Thursday, June 26, 2014

Please Don't Put Seeing This Movie on Your To Do List


Aubrey Plaza is a very likeable actress but unfortunately, not every movie she is in is all that likeable. A classic example is the 2013 film The To Do List, an allegedly sex-positive comedy which asks Ms. Plaza to go above and beyond the duty of your typical actress yet can't resist delivering a very questionable message which almost makes me yearn for the good old days of the Hays Code.

The film started out with Ms. Plaza's character Brandy Klark giving a speech at her high school graduation only to be heckled by her own friends for being a virgin. What being a virgin had to do with her graduation speech, the film never really said. Like so many things in this movie, it was treated as just another item that your average movie-goer should just lie back and enjoy. (Apparently being sex-positive is the cinematic equivalent of being brain-dead.)

In any event, Ms. Klark was convinced by her friends -- and please note that it was her friends who did this and not her enemies --- that she had somehow missed out on something by not having sex in high school and thus Ms. Klark set out to remedy that by making a list of all the sexual things that others have done that she never got around to doing. The idea that she was not naturally curious about this stuff before she talked with her friends seemed odd but the movie chose not to explore that path.
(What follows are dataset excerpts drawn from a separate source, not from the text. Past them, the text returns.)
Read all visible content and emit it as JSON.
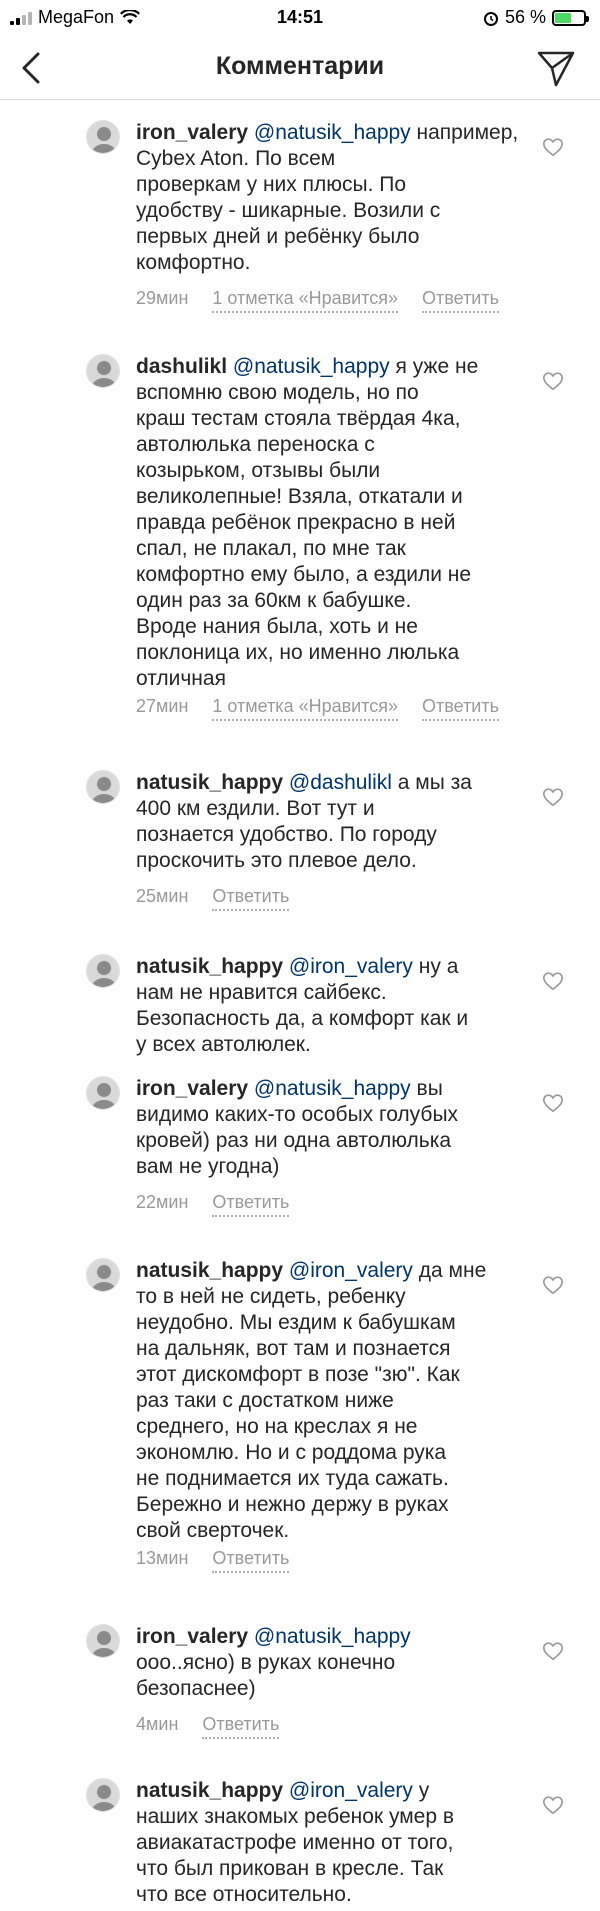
{
  "status": {
    "carrier": "MegaFon",
    "time": "14:51",
    "battery": "56 %",
    "battery_level": 0.56
  },
  "header": {
    "title": "Комментарии"
  },
  "icons": {
    "back": "chevron-left-icon",
    "send": "paper-plane-icon",
    "like": "heart-outline-icon"
  },
  "comments": [
    {
      "user": "iron_valery",
      "mention": "@natusik_happy",
      "text": "например, Cybex Aton.  По всем\nпроверкам у них плюсы. По\nудобству - шикарные. Возили с\nпервых дней и ребёнку было\nкомфортно.",
      "time": "29мин",
      "likes": "1 отметка «Нравится»",
      "reply": "Ответить"
    },
    {
      "user": "dashulikl",
      "mention": "@natusik_happy",
      "text": "я уже не\nвспомню свою модель, но по\nкраш тестам стояла твёрдая 4ка,\nавтолюлька переноска с\nкозырьком, отзывы были\nвеликолепные! Взяла, откатали и\nправда ребёнок прекрасно в ней\nспал, не плакал, по мне так\nкомфортно ему было, а ездили не\nодин раз за 60км к бабушке.\nВроде нания была, хоть и не\nпоклоница их, но именно люлька\nотличная",
      "time": "27мин",
      "likes": "1 отметка «Нравится»",
      "reply": "Ответить"
    },
    {
      "user": "natusik_happy",
      "mention": "@dashulikl",
      "text": "а мы за\n400 км ездили. Вот тут и\nпознается удобство. По городу\nпроскочить это плевое дело.",
      "time": "25мин",
      "likes": "",
      "reply": "Ответить"
    },
    {
      "user": "natusik_happy",
      "mention": "@iron_valery",
      "text": "ну а\nнам не нравится сайбекс.\nБезопасность да, а комфорт как и\nу всех автолюлек.",
      "time": "",
      "likes": "",
      "reply": ""
    },
    {
      "user": "iron_valery",
      "mention": "@natusik_happy",
      "text": "вы\nвидимо каких-то особых голубых\nкровей) раз ни одна автолюлька\nвам не угодна)",
      "time": "22мин",
      "likes": "",
      "reply": "Ответить"
    },
    {
      "user": "natusik_happy",
      "mention": "@iron_valery",
      "text": "да мне\nто в ней не сидеть, ребенку\nнеудобно. Мы ездим к бабушкам\nна дальняк, вот там и познается\nэтот дискомфорт в позе \"зю\". Как\nраз таки с достатком ниже\nсреднего, но на креслах я не\nэкономлю. Но и с роддома рука\nне поднимается их туда сажать.\nБережно и нежно держу в руках\nсвой сверточек.",
      "time": "13мин",
      "likes": "",
      "reply": "Ответить"
    },
    {
      "user": "iron_valery",
      "mention": "@natusik_happy",
      "text": "\nооо..ясно) в руках конечно\nбезопаснее)",
      "time": "4мин",
      "likes": "",
      "reply": "Ответить"
    },
    {
      "user": "natusik_happy",
      "mention": "@iron_valery",
      "text": "у\nнаших знакомых ребенок умер в\nавиакатастрофе именно от того,\nчто был прикован в кресле. Так\nчто все относительно.",
      "time": "",
      "likes": "",
      "reply": ""
    }
  ]
}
Nor did it bother with the many obvious reasons -- for example, fear of STDs or an unplanned pregnancy -- an otherwise healthy young woman would have for putting off sex. (After all, if it did bother with such reasons, Ms. Klark's position might seem sympathetic and writer-director Maggie Carey seemed uninterested in sympathizing with that position -- especially since it was so noncommercial.)

Movies like this are not usually meant to be taken seriously and indeed, I would probably drive myself crazy if I took seriously every such movie. But there was something about the cruel way this movie's script treated the main character that was hard to ignore. After all, Ms. Carey was not content to just put more than a few obstacles in Ms. Klark's path; she went out of her way to outright humiliate her. And she did not just humiliate her once but on multiple occasions. While I respect the commitment to her craft that allowed Ms. Plaza to get away with on-screen actions that would normally be considered above and beyond the call of duty by most actresses -- I do not believe, for example, that she really did put a certain disgusting object in her mouth but she did a great job of pretending that she did so -- I do not think it was nice of Ms. Carey to have Ms. Plaza perform actions that even the most misogynistic of directors rarely ask of their leading ladies. Indeed, the stunt I mentioned above involving a certain disgusting object seemed more stomach-turning than funny -- and yet we the audience were asked to go with it because to the director, it was funny. At least supposedly.

Even the sex-positive part of the movie seemed dubious. After all, Ms. Klark eventually got dissed as much for being sexually active as she did for being sexually inactive. Even Connie Britton -- who played Ms. Klark's mother -- had to perform some rather dubious sexual actions -- though thankfully, Ms. Britton was generally treated more respectfully than Ms. Plaza. (For example, Ms. Britton's character just didn't have sex with her husband, she had sex in the most outlandish fashion possible. Because nothing says "sex-positive" like making a married couple having sex with each other look weird.)

Granted, I am not exactly part of this movie's target audience. Indeed, if you still wax nostalgic over 2 Live Crew's "Me So Horny" and you thought that Caddyshack would have been a lot better with more gross-out humor, you will probably like this film far better than me.

But I would not recommend this film to anyone if I had a choice.